I’m not disagreeing with Seidenberg that there is a neurological basis for dyslexia, it’s just that the relationship between psychological phenomena and brain activity is perceived complex rather than self evident. consequently, this approach only tells us that there are differences in neural activity, but it does not say anything about the way in which difference is experienced. Furthermore, I think that Seidenberg’s critique overlooks the possibility in there being differences in the way in which adults and children experience dyslexia, which is indicated by a study examining creativity in dyslexics.
Similar to Seidenberg I’m sceptical about retro-diagnosis. This phenomena within the dyslexia literature of diagnosing historical figures with dyslexia retrospectively, when there is scant and contradictory evidence to support the idea. But rather than making an untestable hypothesis against the likelihood of Gladwell’s participants dyslexia, I think it is more fruitful to look at the current issues that we face with diagnosis.
Firstly with the problems with both the diagnostic assessments currently available (discrepancy and pattern). Second with the lack of evidence that being identified young is in the dyslexics interest. I’m not against early diagnosis, it’s just my own research bought into question the resounding benefits of it, with many dyslexics indicating that their relationship to their diagnosis was far more ambiguous. Perhaps they were exceptions to the rule – just like Seidenberg perceives Gladwell’s subjects. Only he has no evidence to support this hypothesis. It’s the lack of evidence here that troubles me, because it highlights the general lack of research on this area.
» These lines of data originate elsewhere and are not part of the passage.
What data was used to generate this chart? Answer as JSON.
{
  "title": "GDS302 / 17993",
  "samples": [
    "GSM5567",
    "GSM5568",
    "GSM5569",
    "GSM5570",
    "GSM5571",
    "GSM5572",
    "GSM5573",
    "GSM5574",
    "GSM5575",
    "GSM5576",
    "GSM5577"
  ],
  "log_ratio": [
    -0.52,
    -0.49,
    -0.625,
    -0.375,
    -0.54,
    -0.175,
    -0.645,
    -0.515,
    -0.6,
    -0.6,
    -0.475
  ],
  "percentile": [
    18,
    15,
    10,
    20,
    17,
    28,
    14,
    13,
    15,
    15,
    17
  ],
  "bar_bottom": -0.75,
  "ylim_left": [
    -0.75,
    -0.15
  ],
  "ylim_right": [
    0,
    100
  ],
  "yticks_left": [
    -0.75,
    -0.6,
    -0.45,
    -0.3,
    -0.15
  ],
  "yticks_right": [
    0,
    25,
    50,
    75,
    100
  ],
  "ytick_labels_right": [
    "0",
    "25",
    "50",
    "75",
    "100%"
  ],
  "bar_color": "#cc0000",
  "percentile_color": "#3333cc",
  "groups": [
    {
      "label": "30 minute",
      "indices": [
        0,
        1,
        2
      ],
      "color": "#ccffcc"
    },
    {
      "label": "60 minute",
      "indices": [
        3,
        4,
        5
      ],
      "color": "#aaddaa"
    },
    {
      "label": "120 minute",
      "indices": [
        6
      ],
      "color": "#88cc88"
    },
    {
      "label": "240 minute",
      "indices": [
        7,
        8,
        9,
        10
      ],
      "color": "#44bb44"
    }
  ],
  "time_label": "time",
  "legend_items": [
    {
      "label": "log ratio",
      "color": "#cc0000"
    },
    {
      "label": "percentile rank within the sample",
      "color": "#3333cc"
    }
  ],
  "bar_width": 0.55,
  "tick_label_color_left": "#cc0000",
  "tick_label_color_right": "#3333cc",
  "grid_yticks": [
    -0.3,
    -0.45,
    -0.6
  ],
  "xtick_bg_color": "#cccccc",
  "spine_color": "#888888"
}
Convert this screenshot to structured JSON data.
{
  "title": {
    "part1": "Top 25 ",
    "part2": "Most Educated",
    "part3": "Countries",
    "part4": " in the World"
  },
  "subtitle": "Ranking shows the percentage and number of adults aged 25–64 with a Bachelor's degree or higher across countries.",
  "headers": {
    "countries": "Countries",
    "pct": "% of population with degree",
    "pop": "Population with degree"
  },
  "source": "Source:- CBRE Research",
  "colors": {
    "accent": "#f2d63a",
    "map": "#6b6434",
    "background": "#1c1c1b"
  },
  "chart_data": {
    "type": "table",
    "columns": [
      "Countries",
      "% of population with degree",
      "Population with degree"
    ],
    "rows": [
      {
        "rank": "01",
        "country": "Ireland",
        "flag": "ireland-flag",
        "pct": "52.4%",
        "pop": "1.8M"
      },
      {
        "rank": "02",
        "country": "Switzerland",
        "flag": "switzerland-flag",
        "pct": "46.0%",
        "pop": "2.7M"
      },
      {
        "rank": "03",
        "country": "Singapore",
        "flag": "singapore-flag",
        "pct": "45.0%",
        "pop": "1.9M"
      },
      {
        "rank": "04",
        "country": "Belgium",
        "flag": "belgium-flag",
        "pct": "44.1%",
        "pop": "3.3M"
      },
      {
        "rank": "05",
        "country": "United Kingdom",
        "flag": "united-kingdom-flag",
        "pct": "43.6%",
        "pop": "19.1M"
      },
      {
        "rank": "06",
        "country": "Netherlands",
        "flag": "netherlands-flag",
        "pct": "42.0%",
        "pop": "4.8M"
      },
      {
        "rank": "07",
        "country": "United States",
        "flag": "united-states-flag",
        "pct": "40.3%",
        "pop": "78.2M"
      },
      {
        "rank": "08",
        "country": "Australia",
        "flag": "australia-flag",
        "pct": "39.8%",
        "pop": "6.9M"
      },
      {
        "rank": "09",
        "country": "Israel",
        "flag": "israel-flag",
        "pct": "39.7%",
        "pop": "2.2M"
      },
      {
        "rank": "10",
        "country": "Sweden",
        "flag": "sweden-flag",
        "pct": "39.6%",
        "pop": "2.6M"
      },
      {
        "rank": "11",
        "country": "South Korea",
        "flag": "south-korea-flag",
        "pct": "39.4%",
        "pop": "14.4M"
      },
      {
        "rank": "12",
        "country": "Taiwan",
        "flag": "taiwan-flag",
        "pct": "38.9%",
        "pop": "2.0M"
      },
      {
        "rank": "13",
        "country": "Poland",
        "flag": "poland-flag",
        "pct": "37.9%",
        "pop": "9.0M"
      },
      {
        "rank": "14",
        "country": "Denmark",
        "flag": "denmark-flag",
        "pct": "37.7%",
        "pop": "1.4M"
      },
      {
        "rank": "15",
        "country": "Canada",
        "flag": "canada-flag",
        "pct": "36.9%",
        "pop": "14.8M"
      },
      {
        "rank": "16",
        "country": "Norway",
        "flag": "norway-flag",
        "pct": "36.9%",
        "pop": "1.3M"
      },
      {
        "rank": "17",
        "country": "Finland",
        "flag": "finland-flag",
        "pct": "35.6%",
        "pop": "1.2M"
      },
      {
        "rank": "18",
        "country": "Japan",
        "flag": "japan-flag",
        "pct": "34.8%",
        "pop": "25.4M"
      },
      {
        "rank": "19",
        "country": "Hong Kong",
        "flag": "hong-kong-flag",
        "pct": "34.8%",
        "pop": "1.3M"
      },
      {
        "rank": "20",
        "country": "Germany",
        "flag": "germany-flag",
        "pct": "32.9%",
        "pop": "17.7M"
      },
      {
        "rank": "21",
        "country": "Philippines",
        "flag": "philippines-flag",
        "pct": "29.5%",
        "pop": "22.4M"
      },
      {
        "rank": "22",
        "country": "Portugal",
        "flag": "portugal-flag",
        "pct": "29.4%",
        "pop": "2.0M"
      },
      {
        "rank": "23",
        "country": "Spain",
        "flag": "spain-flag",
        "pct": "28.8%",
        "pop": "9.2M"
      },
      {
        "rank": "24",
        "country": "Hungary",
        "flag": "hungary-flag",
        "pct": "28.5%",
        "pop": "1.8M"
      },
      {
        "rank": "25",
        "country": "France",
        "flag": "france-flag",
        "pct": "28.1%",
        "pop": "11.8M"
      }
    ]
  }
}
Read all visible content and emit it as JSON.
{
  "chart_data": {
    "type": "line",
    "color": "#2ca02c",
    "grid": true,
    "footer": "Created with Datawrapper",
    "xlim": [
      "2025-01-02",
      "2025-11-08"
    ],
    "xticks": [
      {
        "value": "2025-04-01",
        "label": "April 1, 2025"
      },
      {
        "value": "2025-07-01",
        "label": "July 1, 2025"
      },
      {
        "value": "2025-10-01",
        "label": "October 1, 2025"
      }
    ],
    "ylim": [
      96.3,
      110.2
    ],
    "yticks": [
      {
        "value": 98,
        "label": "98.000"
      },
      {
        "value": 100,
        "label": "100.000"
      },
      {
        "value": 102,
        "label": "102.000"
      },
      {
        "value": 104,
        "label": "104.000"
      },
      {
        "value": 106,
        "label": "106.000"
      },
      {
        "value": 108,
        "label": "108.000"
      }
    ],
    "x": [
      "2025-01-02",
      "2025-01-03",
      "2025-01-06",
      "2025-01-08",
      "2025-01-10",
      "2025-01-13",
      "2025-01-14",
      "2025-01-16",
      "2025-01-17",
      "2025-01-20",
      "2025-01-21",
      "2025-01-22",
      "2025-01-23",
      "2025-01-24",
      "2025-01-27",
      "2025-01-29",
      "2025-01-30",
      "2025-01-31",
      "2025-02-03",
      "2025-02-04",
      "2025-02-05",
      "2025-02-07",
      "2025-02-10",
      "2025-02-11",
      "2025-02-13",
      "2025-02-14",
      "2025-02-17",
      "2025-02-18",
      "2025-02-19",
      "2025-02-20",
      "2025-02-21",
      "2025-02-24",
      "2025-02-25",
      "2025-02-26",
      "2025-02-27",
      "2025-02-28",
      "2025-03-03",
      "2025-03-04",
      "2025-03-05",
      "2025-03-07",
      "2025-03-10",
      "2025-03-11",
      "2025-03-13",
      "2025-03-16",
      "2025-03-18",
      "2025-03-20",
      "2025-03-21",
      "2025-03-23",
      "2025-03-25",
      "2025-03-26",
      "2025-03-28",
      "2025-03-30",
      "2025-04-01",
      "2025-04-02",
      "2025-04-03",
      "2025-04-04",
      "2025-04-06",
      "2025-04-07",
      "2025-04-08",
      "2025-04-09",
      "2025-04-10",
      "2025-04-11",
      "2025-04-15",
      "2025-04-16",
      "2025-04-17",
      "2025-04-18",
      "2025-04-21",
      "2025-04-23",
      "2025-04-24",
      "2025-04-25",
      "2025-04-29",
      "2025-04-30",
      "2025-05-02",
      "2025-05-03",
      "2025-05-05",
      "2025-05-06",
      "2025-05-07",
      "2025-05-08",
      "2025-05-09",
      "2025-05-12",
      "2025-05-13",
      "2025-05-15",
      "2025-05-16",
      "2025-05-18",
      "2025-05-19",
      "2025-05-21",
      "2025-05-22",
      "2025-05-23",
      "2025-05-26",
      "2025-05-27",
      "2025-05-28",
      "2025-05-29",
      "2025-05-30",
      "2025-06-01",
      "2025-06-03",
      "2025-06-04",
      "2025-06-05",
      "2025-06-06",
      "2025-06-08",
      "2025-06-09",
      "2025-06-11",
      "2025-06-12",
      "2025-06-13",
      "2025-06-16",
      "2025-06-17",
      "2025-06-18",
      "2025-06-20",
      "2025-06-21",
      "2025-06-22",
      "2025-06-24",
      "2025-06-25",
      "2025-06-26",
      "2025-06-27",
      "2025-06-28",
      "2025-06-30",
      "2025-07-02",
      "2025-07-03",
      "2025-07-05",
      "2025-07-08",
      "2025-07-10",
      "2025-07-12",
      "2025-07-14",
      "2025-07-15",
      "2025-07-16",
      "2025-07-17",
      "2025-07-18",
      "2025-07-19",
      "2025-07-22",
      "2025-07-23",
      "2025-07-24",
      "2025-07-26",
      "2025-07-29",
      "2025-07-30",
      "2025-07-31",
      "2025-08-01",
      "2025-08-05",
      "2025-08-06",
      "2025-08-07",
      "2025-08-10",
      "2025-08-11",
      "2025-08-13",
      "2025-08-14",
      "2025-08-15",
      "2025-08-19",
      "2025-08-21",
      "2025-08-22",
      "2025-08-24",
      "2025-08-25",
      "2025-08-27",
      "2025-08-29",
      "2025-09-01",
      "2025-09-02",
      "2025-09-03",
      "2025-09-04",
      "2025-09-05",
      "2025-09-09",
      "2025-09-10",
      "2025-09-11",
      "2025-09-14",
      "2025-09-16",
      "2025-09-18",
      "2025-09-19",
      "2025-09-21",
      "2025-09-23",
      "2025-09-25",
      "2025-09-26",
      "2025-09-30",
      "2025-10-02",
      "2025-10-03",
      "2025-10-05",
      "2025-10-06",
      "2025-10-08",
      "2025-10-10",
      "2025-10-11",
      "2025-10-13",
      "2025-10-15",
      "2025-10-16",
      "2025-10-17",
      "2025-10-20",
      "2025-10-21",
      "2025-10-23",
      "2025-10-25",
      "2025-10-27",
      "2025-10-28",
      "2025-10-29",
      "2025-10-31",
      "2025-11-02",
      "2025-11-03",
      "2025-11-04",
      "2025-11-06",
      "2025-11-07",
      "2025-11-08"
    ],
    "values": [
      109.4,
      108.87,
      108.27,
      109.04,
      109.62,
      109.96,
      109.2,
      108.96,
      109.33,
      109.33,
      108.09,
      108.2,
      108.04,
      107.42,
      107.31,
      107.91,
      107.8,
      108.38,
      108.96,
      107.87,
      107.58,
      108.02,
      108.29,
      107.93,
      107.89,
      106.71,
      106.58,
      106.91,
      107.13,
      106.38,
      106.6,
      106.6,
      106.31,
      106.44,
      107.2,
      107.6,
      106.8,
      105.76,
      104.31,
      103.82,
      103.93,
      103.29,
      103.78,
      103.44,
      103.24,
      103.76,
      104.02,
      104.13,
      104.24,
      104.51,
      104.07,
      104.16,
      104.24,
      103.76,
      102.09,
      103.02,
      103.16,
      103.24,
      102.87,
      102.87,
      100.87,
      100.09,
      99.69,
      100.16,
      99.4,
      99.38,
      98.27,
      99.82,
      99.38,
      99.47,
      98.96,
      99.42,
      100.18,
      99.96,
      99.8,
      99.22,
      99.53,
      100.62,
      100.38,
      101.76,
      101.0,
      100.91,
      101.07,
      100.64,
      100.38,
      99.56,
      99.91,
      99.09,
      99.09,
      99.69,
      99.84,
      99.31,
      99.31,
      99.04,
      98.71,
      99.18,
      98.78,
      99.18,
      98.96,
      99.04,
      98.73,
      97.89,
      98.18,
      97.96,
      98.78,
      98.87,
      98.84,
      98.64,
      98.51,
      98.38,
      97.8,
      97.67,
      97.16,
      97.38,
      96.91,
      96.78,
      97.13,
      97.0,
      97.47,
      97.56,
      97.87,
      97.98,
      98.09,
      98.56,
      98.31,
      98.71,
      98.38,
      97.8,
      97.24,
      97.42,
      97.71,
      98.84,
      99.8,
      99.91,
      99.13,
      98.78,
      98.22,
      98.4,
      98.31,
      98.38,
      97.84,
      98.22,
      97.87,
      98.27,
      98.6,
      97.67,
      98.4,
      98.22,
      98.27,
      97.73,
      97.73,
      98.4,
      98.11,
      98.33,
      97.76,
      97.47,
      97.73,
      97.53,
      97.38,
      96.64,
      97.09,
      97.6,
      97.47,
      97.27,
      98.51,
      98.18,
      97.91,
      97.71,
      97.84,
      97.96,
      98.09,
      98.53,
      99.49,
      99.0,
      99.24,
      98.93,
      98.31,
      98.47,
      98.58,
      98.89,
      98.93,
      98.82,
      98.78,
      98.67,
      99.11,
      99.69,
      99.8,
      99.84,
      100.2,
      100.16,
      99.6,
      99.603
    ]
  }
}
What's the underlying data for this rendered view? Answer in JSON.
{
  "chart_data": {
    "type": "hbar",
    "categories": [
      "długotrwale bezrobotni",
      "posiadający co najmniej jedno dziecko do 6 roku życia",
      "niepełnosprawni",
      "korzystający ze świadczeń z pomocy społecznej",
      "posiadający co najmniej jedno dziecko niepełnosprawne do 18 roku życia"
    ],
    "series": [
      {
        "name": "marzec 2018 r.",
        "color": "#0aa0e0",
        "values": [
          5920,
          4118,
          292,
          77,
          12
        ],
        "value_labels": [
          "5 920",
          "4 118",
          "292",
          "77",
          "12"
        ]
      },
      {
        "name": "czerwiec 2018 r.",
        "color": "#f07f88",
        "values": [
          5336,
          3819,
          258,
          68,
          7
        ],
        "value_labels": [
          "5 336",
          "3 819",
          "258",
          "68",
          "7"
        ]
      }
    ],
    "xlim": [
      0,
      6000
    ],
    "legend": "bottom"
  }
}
In short Seidenberg argues Gladwell’s interpretation of dyslexia is reductive, both in terms of its characteristics and effect. I am not defending Gladwell. His position bothers me 1) because he cherry picks from the literature 2) because of the ‘compensation’ perspective he uses. The idea that you have ‘over achieving’ dyslexics begs the question: at what point does a dyslexic stop achieving and start over achieving?
Yet Gladwell is right to point out that dyslexics perceive their success to come ‘because’ and not ‘despite’ dyslexia. I’m pleased that Gladwell raised this point, even if some of what he says is misleading. But I think Seidenberg’s critique is equally misleading, as none of the studies that he draws has dyslexic adults as their subject. His perspective is very much grounded in knowledge of dyslexia in children in relation to reading. As such he does nothing to unseat the deep seated cultural bias towards dyslexics.
If dyslexics that ‘make it’ continue to be considered exceptions to the rule, is it any wonder dyslexic adults pertain so much ambiguity towards their diagnosis? Being ‘proud’ to be dyslexic does not remediate the lack of good, robust research that seeks to understand dyslexia in adults. We need a cultural shift in which dyslexia experts use research to back up their claims and hypothesis, and recognise that the real lack is in the research – and not the dyslexic.